La Xunta regula la compatibilidad de la papelera con el medio

M. Escauriaza PONTEVEDRA

PONTEVEDRA

XOÁN CARLOS GIL

Ence deberá presentar antes de las obras un aval de 200.000 euros como garantía La Universidad de Málaga evaluará anualmente el estado de la ría de Pontevedra

10 feb 2004 . Actualizado a las 06:00 h.

?l proyecto sectorial para el asentamiento industrial de Lourizán, que promueve el Grupo Ence y que contempla una papelera de tisú y una nueva estación de tratamiento de residuos industriales, es compatible con el medio ambiente.
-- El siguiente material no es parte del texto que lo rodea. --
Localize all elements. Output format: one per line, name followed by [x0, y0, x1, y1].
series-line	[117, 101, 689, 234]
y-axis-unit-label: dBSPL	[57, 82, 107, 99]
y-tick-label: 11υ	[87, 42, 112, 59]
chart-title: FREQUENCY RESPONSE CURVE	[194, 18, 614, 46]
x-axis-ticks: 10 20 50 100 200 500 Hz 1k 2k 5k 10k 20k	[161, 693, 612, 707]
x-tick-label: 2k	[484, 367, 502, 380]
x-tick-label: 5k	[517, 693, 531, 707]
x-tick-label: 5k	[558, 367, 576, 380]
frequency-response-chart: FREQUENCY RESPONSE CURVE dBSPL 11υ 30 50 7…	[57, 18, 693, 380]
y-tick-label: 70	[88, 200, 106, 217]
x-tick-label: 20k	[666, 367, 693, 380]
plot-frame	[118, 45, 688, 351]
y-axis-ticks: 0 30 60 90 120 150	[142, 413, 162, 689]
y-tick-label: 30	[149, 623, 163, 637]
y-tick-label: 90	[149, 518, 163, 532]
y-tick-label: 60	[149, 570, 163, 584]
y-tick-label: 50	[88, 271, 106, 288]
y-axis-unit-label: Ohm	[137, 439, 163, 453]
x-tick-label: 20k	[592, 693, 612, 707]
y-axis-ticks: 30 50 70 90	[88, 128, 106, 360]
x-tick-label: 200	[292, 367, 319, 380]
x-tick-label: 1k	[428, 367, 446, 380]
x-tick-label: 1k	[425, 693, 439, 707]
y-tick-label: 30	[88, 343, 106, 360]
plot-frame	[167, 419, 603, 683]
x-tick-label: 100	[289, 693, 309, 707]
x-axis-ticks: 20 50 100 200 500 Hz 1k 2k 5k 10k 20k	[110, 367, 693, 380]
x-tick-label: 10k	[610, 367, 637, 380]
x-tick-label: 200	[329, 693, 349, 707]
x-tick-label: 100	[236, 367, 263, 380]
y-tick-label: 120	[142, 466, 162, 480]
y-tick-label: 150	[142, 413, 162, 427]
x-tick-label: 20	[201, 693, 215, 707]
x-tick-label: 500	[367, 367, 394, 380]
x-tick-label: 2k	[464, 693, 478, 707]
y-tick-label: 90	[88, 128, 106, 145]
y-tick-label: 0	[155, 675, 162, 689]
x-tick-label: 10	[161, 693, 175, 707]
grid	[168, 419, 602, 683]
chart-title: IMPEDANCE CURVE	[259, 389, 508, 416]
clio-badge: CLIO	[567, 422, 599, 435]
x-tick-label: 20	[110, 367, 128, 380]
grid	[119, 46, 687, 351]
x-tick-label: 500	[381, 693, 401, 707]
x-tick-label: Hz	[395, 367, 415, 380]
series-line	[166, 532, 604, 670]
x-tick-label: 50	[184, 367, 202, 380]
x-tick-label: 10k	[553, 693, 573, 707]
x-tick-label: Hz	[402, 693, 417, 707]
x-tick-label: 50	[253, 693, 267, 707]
Al menos, así lo acaba de declarar la Consellería de Medio Ambiente al regular las obligaciones de la compañía pastera con su entorno. La Dirección Xeral de Industria, Enerxía e Minas, inscrita al departamento que dirige Xosé Manuel Barreiro, publicó ayer en el Diario Oficial de Galicia los términos de la declaración de impacto ambiental del proyecto sectorial de Ence, tras analizar diversa documentación. Entre ella un informe de su homóloga de Avalición Ambiental que consideraba el mencionado proyecto «ambientalmente viable», siempre que se cumplan las condiciones que se establecen en la declaración publicada ayer. Medio Ambiente propone que se fije en 200.000 euros el aval provisional con el que Ence garantizará el cumplimiento de las medidas correctoras y responderá de la reparación de los posibles daños que se le pueda causar al medio ambiente con este proyecto. Controles Pero, además de garantías económicas, también impone a la compañía una serie de controles períodicos para garantizar su compatibilidad con el medio ambiente, tanto en el proceso de ejecución de las obras previstas como en la entrada en funcionamiento de las nuevas instalaciones. Asimismo, se establecen medidas correctores en el caso de que Ence dejara algún día el asentamiento industrial de Lourizán. Para la protección de las aguas, la declaración indica que los efluentes líquidos de la futura papelera serán tratados en la nueva estación de tratamiento. Pero agrega que Ence deberá evaluar anualmente la calidad del agua, la flora y la fauna de la ría, a través de un un estudio que realizará la Universidad de Málaga, amén de los controles periódicos que está obligada a realizar antes de verter sus efluentes líquidos a través del emisario submarino. El informe de impacto ambiental se fija asimismo en aspectos socioeconómicos, determinando que la compañía debe dar preferencia a la hora de cubrir los puestos de trabajo necesarios a personas de Pontevedra y su comarca, en la medida de lo posible.